O juiz também foi duro com o empresário Nelson Tanure, um especialista em rolos que hoje é sócio da Oi por meio da Société Mondiale. Em agosto passado, a Société convocou uma assembleia geral de acionistas para o mês seguinte, para destituir na marra certos conselheiros que lhe desagradavam. Seis dias antes, o juiz mandou cancelar a assembleia e os acionistas sentarem para conversar. A TIM quis reter na fonte dinheiro devido à Oi, porque esta desonrara um acordo existente entre elas, e Viana não deixou. Os Correios, dirigidos por um apadrinhado do ministro Kassab, o deputado Guilherme Campos, também quisera desfazer um acordo com a Oi, e esbarraram no juiz.

Juiz Fernando Viana
Quando o juiz Fernando Viana entra em cena, o caso ganha diversão (Foto: Bruno Dantas/TJRJ)

 

Diante disso tudo, não surpreende ter surgido no fim de abril uma notícia delicada para Fernando Viana, a de que ele é investigado juntamente com o irmão por envolvimento em fraude tributária.

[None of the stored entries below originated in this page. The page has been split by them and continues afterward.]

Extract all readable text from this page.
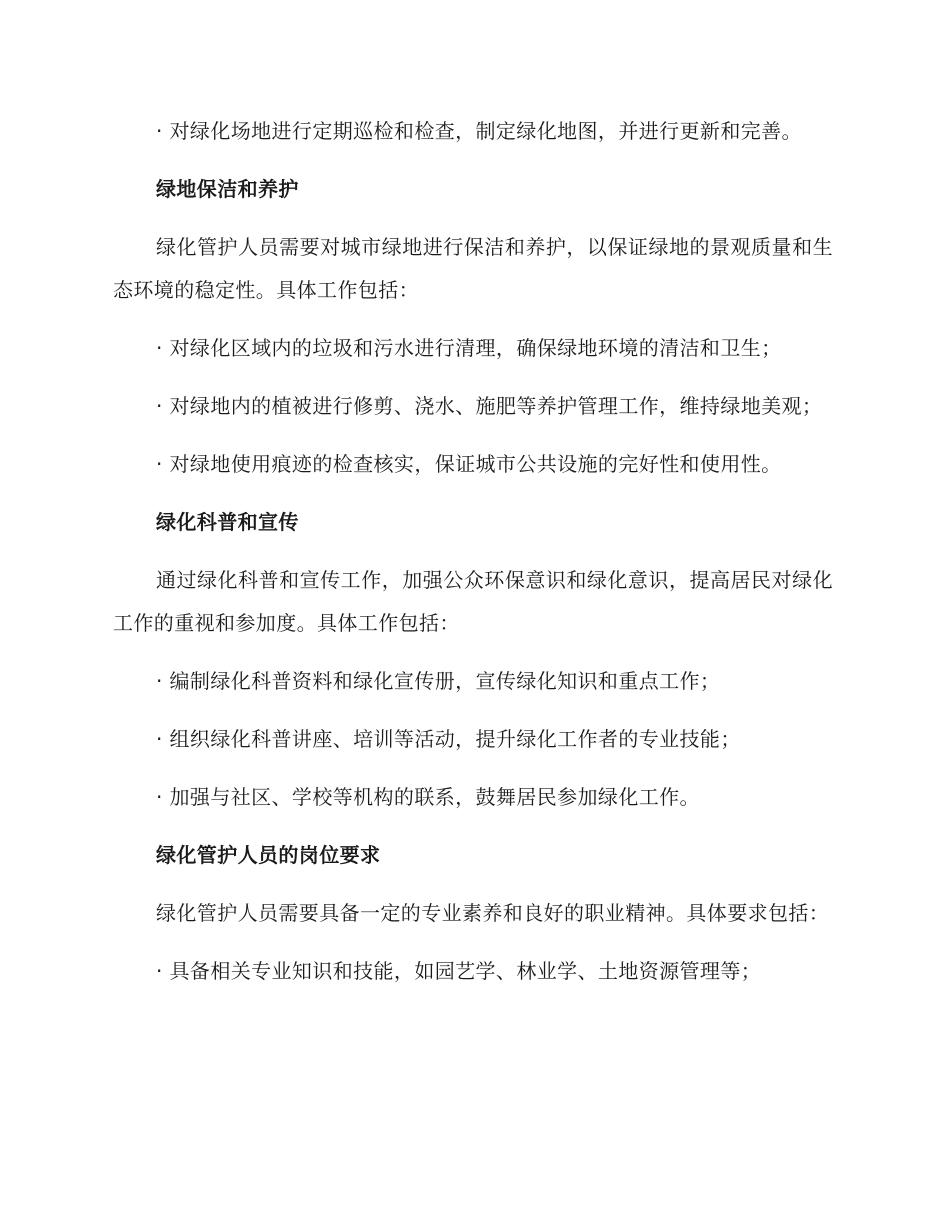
· 对绿化场地进行定期巡检和检查，制定绿化地图，并进行更新和完善。

绿地保洁和养护

绿化管护人员需要对城市绿地进行保洁和养护，以保证绿地的景观质量和生态环境的稳定性。具体工作包括：

· 对绿化区域内的垃圾和污水进行清理，确保绿地环境的清洁和卫生；

· 对绿地内的植被进行修剪、浇水、施肥等养护管理工作，维持绿地美观；

· 对绿地使用痕迹的检查核实，保证城市公共设施的完好性和使用性。

绿化科普和宣传

通过绿化科普和宣传工作，加强公众环保意识和绿化意识，提高居民对绿化工作的重视和参加度。具体工作包括：

· 编制绿化科普资料和绿化宣传册，宣传绿化知识和重点工作；

· 组织绿化科普讲座、培训等活动，提升绿化工作者的专业技能；

· 加强与社区、学校等机构的联系，鼓舞居民参加绿化工作。

绿化管护人员的岗位要求

绿化管护人员需要具备一定的专业素养和良好的职业精神。具体要求包括：

· 具备相关专业知识和技能，如园艺学、林业学、土地资源管理等；
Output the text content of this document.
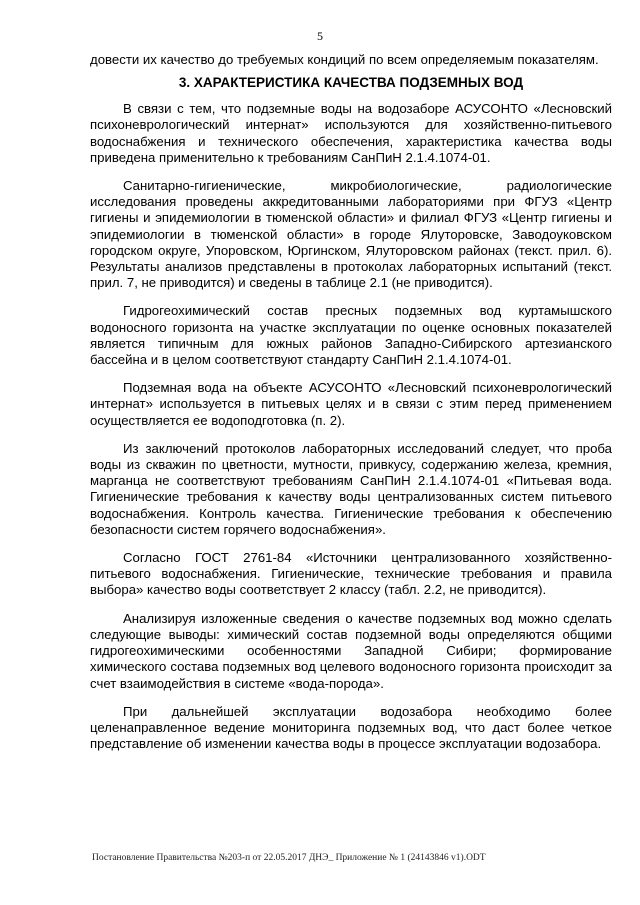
5

довести их качество до требуемых кондиций по всем определяемым показателям.

3. ХАРАКТЕРИСТИКА КАЧЕСТВА ПОДЗЕМНЫХ ВОД

В связи с тем, что подземные воды на водозаборе АСУСОНТО «Лесновский психоневрологический интернат» используются для хозяйственно-питьевого водоснабжения и технического обеспечения, характеристика качества воды приведена применительно к требованиям СанПиН 2.1.4.1074-01.

Санитарно-гигиенические, микробиологические, радиологические исследования проведены аккредитованными лабораториями при ФГУЗ «Центр гигиены и эпидемиологии в тюменской области» и филиал ФГУЗ «Центр гигиены и эпидемиологии в тюменской области» в городе Ялуторовске, Заводоуковском городском округе, Упоровском, Юргинском, Ялуторовском районах (текст. прил. 6). Результаты анализов представлены в протоколах лабораторных испытаний (текст. прил. 7, не приводится) и сведены в таблице 2.1 (не приводится).

Гидрогеохимический состав пресных подземных вод куртамышского водоносного горизонта на участке эксплуатации по оценке основных показателей является типичным для южных районов Западно-Сибирского артезианского бассейна и в целом соответствуют стандарту СанПиН 2.1.4.1074-01.

Подземная вода на объекте АСУСОНТО «Лесновский психоневрологический интернат» используется в питьевых целях и в связи с этим перед применением осуществляется ее водоподготовка (п. 2).

Из заключений протоколов лабораторных исследований следует, что проба воды из скважин по цветности, мутности, привкусу, содержанию железа, кремния, марганца не соответствуют требованиям СанПиН 2.1.4.1074-01 «Питьевая вода. Гигиенические требования к качеству воды централизованных систем питьевого водоснабжения. Контроль качества. Гигиенические требования к обеспечению безопасности систем горячего водоснабжения».

Согласно ГОСТ 2761-84 «Источники централизованного хозяйственно-питьевого водоснабжения. Гигиенические, технические требования и правила выбора» качество воды соответствует 2 классу (табл. 2.2, не приводится).

Анализируя изложенные сведения о качестве подземных вод можно сделать следующие выводы: химический состав подземной воды определяются общими гидрогеохимическими особенностями Западной Сибири; формирование химического состава подземных вод целевого водоносного горизонта происходит за счет взаимодействия в системе «вода-порода».

При дальнейшей эксплуатации водозабора необходимо более целенаправленное ведение мониторинга подземных вод, что даст более четкое представление об изменении качества воды в процессе эксплуатации водозабора.

Постановление Правительства №203-п от 22.05.2017 ДНЭ_ Приложение № 1 (24143846 v1).ODT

Uma notícia, escreveu o juiz numa carta em resposta ao jornal O Globo, “certamente para me intimidar”. “Como se sabe, trata-se de um processo que envolve interesses bilionários dos mais variados tipos de pessoas físicas e jurídicas.”

Para dar uma forcinha à Oi e não ter de fazer o que devia, ou seja, uma intervenção na empresa, o governo prepara um pacote de salvação com soluções para as dívidas fiscais da companhia. As ideias deixaram arrepiados até governistas. Parcelamento das dívidas em dez anos (o limite atual é de sete) é uma delas. Trocas de bilionárias multas da Anatel por promessas de investimento é outra.

Esse tipo de permuta, aliás, faz parte de uma lei que o governo tentou votar a toque de caixa no fim de 2016, beneficiar todas as teles, e uma liminar do ministro Luís Roberto Barroso, do Supremo Tribunal Federal, embargou. Em vez de multas, a Anatel abriria mão de 100 bilhões de reais em bens reversíveis, aqueles que deveriam voltar ao controle do poder público após os contratos de privatização dos anos 1990 e sem os quais a telefonia ficará muda no Brasil. “A Anatel não tem um histórico bom de cobrança de metas e investimentos”, costuma dizer o procurador Paulo José Rocha Junior, do MPF em Brasil.

Privatização do satélite, troca de multas da Anatel por investimentos, presente de 100 bilhões de reais… Os donos e executivos das teles provavelmente fazem parte daquele seleto grupo de 4% de brasileiros que aprovam o governo Temer.